Chichés y habas cocidas a la alemana

Recuérdo cómo me educaron, desde la primaria hasta la universidad, con sus afortunadas excepciones: « siempre lo van a hacer mejor en otro lugar, porque hay gente más educada ». Ese tipo de comentarios, a uno dos detalles de diferencia, se completaban por: « pero no aquí, sino en Europa, Estados Unidos o Japón ».
Por una parte, lo que aquellas personas olvidaban decir, porque para ello tendrían que haberlo tomado en cuenta, es decir, verlo,  es que aquella falta de consideración y de educación está ligada a una serie de factores que no sólo tienen que ver con los rasgos culturales, sino con la pobreza material y mental, cuyos orígenes son sistemáticamente controlados, para mantener una cierta acumulación de la pobreza o de la riqueza, según el ángulo desde el cual se mire.
Dentro de ese complejo de inferioridad, está aquel cliché que considera que la gente es más educada en aquellos lugares. En países como México, también la hay. Mi madre, por ejemplo, que respeta las leyes y reglas a costa de mucha frustración dentro de los sistemas locos en los que se desenvuelve. Su motivación: el otro existe, y si quieres respeto de su parte, tienes que respetarlo.
En esos lugares idealizados desde otro tipo de pobreza, ¿será el mismo caso? Analicemos un ejemplo de habas cocidas a la alemana.

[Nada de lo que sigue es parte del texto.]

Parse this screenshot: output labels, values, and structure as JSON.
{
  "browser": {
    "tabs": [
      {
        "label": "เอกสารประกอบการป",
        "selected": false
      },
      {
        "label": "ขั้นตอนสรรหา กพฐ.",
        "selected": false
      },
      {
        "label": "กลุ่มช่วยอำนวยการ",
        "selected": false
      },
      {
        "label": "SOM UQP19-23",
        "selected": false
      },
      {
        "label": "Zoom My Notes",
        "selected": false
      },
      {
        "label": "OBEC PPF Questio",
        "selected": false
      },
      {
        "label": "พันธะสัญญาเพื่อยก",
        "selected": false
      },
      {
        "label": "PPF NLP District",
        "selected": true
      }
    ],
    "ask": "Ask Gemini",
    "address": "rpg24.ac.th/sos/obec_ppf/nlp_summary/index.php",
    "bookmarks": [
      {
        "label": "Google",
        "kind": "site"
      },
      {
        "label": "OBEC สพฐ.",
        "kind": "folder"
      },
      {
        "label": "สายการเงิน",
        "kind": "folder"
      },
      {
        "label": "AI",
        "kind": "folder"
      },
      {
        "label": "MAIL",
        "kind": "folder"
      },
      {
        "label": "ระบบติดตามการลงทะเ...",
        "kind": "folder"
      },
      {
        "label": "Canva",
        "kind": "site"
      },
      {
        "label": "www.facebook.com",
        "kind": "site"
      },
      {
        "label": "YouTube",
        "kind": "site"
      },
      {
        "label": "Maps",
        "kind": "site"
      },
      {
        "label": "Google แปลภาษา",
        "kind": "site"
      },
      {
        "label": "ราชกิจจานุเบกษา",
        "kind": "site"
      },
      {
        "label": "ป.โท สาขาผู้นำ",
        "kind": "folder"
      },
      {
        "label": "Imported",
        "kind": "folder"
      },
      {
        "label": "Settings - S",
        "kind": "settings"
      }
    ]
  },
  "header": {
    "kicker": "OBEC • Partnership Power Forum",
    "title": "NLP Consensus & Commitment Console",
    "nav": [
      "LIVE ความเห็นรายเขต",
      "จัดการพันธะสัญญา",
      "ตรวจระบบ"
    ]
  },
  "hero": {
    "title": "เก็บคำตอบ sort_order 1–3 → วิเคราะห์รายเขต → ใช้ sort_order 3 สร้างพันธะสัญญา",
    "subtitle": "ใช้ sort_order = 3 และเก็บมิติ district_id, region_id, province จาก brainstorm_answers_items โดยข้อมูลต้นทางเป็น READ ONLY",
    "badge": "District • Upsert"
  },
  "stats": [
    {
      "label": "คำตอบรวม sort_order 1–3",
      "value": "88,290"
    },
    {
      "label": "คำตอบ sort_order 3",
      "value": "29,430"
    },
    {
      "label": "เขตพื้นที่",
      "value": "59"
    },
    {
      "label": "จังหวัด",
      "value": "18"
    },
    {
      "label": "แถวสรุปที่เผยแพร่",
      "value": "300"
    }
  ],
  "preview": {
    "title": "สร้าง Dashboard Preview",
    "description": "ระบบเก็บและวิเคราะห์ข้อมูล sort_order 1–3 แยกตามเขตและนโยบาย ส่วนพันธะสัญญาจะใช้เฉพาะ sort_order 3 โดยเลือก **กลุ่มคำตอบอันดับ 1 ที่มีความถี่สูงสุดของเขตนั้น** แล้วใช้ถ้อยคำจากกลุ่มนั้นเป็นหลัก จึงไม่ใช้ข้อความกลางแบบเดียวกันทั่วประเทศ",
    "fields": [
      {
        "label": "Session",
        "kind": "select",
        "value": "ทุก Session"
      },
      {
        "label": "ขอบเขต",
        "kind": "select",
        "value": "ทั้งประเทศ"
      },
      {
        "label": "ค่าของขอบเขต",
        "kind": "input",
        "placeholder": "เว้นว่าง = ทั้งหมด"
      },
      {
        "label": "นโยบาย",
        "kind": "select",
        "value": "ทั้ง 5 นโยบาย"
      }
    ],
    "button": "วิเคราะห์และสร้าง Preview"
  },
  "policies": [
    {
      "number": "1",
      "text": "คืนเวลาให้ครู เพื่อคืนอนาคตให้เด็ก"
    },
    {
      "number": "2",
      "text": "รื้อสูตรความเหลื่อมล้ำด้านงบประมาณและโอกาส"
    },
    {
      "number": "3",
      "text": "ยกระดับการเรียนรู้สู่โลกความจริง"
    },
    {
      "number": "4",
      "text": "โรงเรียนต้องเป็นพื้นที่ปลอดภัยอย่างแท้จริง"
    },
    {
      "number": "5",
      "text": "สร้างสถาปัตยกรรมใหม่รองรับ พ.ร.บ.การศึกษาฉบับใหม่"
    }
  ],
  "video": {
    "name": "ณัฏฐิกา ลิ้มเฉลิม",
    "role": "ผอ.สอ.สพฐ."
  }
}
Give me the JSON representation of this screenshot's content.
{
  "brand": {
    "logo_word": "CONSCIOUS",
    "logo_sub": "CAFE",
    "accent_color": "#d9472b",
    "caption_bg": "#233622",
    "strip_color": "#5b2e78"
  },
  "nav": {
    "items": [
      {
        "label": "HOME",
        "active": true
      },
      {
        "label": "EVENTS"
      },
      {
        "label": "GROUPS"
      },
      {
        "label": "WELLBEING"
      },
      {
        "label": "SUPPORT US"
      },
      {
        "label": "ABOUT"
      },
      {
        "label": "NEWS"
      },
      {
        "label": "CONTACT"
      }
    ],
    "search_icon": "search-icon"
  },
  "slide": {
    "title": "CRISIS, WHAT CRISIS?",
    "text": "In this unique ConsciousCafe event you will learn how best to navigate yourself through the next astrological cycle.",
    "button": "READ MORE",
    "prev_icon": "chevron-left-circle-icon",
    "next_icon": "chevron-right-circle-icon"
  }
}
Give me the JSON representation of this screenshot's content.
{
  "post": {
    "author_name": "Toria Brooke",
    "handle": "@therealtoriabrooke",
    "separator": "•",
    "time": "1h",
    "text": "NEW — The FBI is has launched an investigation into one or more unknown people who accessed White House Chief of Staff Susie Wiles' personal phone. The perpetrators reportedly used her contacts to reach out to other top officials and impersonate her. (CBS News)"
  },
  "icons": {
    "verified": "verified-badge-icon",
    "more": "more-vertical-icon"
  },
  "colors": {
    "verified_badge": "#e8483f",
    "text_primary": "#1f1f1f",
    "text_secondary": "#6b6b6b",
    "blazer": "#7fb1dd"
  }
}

Estaba nuestro testigo trabajando de noche en un hotel, fumando un cigarrillo antes de comenzar a preparar las llegadas del día siguiente, ocho de septiembre de dos mil ocho, cuando un cliente salió del hotel para hacer lo mismo, aunque él no tenía que preparar nada más que su almohada.
Hablaron un poco, plática de tabaco o de mostrador. Le pregunté qué le parecía París y si encontraba verdaderas diferencias con respecto al suyo o a la ciudad de donde venía. Su primer reflejo fue mirar hacia el suelo como si buscara una prueba para la pregunta que acaba de formularle.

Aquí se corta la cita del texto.